"What is that?" I asked Pugliese.
"That … that could be anything."
A villager was swimming a few yards away.
"It -- it does not mean it is from the base," he said. "The people here, they swim in the river. They bathe in it." He pointed to the swimming man. "They -- you know how they are!"
That was the end of the tour. The U.N. team refused to go across the street with us to see the dump pits.
The next day, less than two weeks after the outbreak was first confirmed, the CDC put out the results of an analysis it had undertaken: The cholera in Haiti matched strains circulating in South Asia, including Nepal. It refused to investigate further.
The death toll passed 400.
***
Authorities defended their refusal to investigate the origin of the outbreak on grounds that pursuing the source would detract from fighting the epidemic. So on Nov. 3, I called one of the most prominent public health experts in Haiti, if not the world. Paul Farmer's medical NGO, Partners in Health, was taking a leading role in tackling cholera. I asked if there was a public health rationale not to investigate. "That sounds like politics to me, not science," Farmer replied.

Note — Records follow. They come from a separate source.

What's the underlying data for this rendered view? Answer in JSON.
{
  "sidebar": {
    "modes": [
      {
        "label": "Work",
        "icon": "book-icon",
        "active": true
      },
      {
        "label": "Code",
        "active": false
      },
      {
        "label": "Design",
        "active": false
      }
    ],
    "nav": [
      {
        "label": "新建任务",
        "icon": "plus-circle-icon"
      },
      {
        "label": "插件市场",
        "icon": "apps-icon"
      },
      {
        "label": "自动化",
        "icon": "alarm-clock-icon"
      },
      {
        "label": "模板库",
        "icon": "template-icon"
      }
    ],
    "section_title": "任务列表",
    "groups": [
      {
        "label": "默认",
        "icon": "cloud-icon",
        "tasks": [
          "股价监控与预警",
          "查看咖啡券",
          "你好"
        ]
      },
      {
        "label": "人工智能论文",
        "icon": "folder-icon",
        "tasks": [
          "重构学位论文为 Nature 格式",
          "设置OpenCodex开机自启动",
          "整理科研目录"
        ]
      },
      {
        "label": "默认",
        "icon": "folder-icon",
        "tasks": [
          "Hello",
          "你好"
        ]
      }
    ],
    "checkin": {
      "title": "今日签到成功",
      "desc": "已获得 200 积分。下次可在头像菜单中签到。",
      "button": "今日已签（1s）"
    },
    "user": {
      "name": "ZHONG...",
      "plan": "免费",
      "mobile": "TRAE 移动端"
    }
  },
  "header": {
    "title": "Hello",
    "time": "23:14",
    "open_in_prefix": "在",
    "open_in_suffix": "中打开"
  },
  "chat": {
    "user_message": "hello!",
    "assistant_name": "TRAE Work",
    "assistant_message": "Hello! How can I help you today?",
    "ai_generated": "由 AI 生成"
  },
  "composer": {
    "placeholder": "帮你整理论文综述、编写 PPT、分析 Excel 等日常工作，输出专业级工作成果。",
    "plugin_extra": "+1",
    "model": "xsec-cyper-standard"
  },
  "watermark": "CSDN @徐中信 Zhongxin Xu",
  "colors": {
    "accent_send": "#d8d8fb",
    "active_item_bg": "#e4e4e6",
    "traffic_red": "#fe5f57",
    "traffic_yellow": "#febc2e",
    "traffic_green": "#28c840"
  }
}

Health officials look into the source of cholera outbreaks all the time. In fact, the modern practice of epidemiology was built on the disease in 1854, when a physician named John Snow set out to find the source of one of London's worst cholera outbreaks. Such investigation is still the practice. In a 2004 guide, the WHO recommended investigating each outbreak's origin "so that appropriate control measures can be taken."
Those seeking to protect the U.N. -- the WHO and CDC, sympathetic journalists, aid workers and diplomats who depended on the U.N. for protection on the ground -- kept coming back to a three-word phrase: "the blame game." The journal Science would later note that cholera experts' "passion for traditional shoe-leather epidemiology [had] been tempered by diplomatic and strategic concerns."
Most journalists, particularly those not based in Haiti, seemed to feel the same way. They stayed away from the story until there was too much evidence to ignore, and then did their best to beat it back. When the New York Times published a story about the U.N. defending its anti-investigation stance, three weeks after our visit to the Nepalese base, health reporter Donald G. McNeil, Jr. wrote a Week in Review piece titled "Cholera's Second Fever: An Urge to Blame." He gave past examples of cholera "blame games," including 19th-century New Yorkers accusing Canadians and the Irish. He warned of danger: "Scapegoating provokes violence."
The U.N. was not a threatened minority, but the most powerful military force in the nation, if not the region. In fact, as the dramatic events of November 2010 would soon show, it was stonewalling that would provoke the Haitian crowds. By refusing to take the concerns seriously, investigators would cede inquiry to the very agitators and xenophobes they feared.
***
In two years, more than 7,800 Haitians have died of cholera. One in five people in a nation of roughly 10 million has fallen seriously ill with the disease, while the unusually virulent strain has spread across the Caribbean, into South America, and the United States.
The United Nations has made grandiose, if seemingly empty, promises to fight and eradicate the disease, but refuses to consider its own accountability in starting the epidemic. Aid workers and donor governments have lost a critical opportunity -- to demonstrate that they took Haitian lives and welfare as seriously as their own.